Além disso, o valor descontado do benefício previdenciário, através do "empréstimo RMC", reserva-se ao pagamento mínimo indicado nas faturas mensais do cartão, resultando, assim, na contratação de crédito rotativo quanto ao saldo remanescente, com incidência de juros altíssimos, típicos de contratos de cartões de crédito.
Cumpre destacar que os serviços bancários em especial se revestem de complexidades e são altamente passíveis de expor os clientes a riscos, o que impõe deveres e redobrados cuidados aos prestadores. Bem por isso, a Resolução nº 3694/2009, do Conselho Monetário Nacional, dispunha:
Art. 1º As instituições financeiras e demais instituições autorizadas a funcionar pelo Banco Central do Brasil, na contratação de operações e na prestação de serviços, devem assegurar: [...]

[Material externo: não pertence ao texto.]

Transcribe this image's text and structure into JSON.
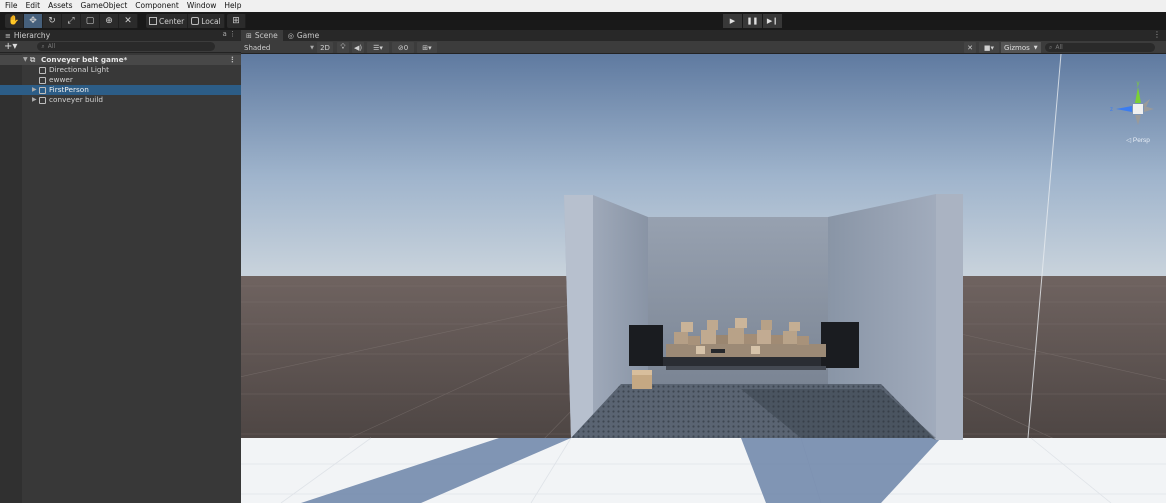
{
  "menu": [
    "File",
    "Edit",
    "Assets",
    "GameObject",
    "Component",
    "Window",
    "Help"
  ],
  "toolbar": {
    "tools": [
      {
        "name": "hand-tool-button",
        "glyph": "✋",
        "active": false
      },
      {
        "name": "move-tool-button",
        "glyph": "✥",
        "active": true
      },
      {
        "name": "rotate-tool-button",
        "glyph": "↻",
        "active": false
      },
      {
        "name": "scale-tool-button",
        "glyph": "⤢",
        "active": false
      },
      {
        "name": "rect-tool-button",
        "glyph": "▢",
        "active": false
      },
      {
        "name": "transform-tool-button",
        "glyph": "⊕",
        "active": false
      },
      {
        "name": "custom-tool-button",
        "glyph": "✕",
        "active": false
      }
    ],
    "pivot_label": "Center",
    "space_label": "Local",
    "play": {
      "play_glyph": "▶",
      "pause_glyph": "❚❚",
      "step_glyph": "▶❙"
    }
  },
  "hierarchy": {
    "tab_label": "Hierarchy",
    "search_placeholder": "All",
    "scene_name": "Conveyer belt game*",
    "items": [
      {
        "label": "Directional Light",
        "has_children": false,
        "selected": false
      },
      {
        "label": "ewwer",
        "has_children": false,
        "selected": false
      },
      {
        "label": "FirstPerson",
        "has_children": true,
        "selected": true
      },
      {
        "label": "conveyer build",
        "has_children": true,
        "selected": false
      }
    ]
  },
  "scene_view": {
    "tabs": [
      {
        "label": "Scene",
        "icon": "grid-icon",
        "active": true
      },
      {
        "label": "Game",
        "icon": "gamepad-icon",
        "active": false
      }
    ],
    "shading_mode": "Shaded",
    "mode_2d_label": "2D",
    "overlay_count": "0",
    "gizmos_label": "Gizmos",
    "search_placeholder": "All",
    "orientation_label": "◁ Persp"
  },
  "colors": {
    "selection": "#2c5d87",
    "active_tool": "#46607c",
    "panel_bg": "#383838",
    "toolbar_bg": "#191919"
  }
}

III - a prestação das informações necessárias à livre escolha e à tomada de decisões por parte de clientes e usuários, explicitando, inclusive, direitos e deveres, responsabilidades, custos ou ônus, penalidades e eventuais riscos existentes na execução de operações e na prestação de serviços; [...]
V - a utilização de redação clara, objetiva e adequada à natureza e à complexidade da operação ou do serviço, em contratos, recibos, extratos, comprovantes e documentos destinados ao público, de forma a permitir o entendimento do conteúdo e a identificação de prazos, valores, encargos, multas, datas, locais e demais condições.
Sobre a necessidade de prestação adequada de informações previamente à celebração de operações bancárias, oportuno mencionar que pela sua relevância mereceu do legislador tratamento específico na recente Lei nº 14.181/2021, que atualizou o Código de Defesa do Consumidor, inserindo a este diploma legal, entre outros, o art. 54-D, com o seguinte teor:
Art. 54-D. Na oferta de crédito, previamente à contratação, o fornecedor ou o intermediário deverá, entre outras condutas:
I - informar e esclarecer adequadamente o consumidor, considerada sua idade, sobre a natureza e a modalidade do crédito oferecido, sobre todos os custos incidentes, observado o disposto nos arts. 52 e 54-B deste Código, e sobre as consequências genéricas e específicas do inadimplemento;
II - avaliar, de forma responsável, as condições de crédito do consumidor, mediante análise das informações disponíveis em bancos de dados de proteção ao crédito, observado o disposto neste Código e na legislação sobre proteção de dados;
III - informar a identidade do agente financiador e entregar ao consumidor, ao garante e a outros coobrigados cópia do contrato de crédito.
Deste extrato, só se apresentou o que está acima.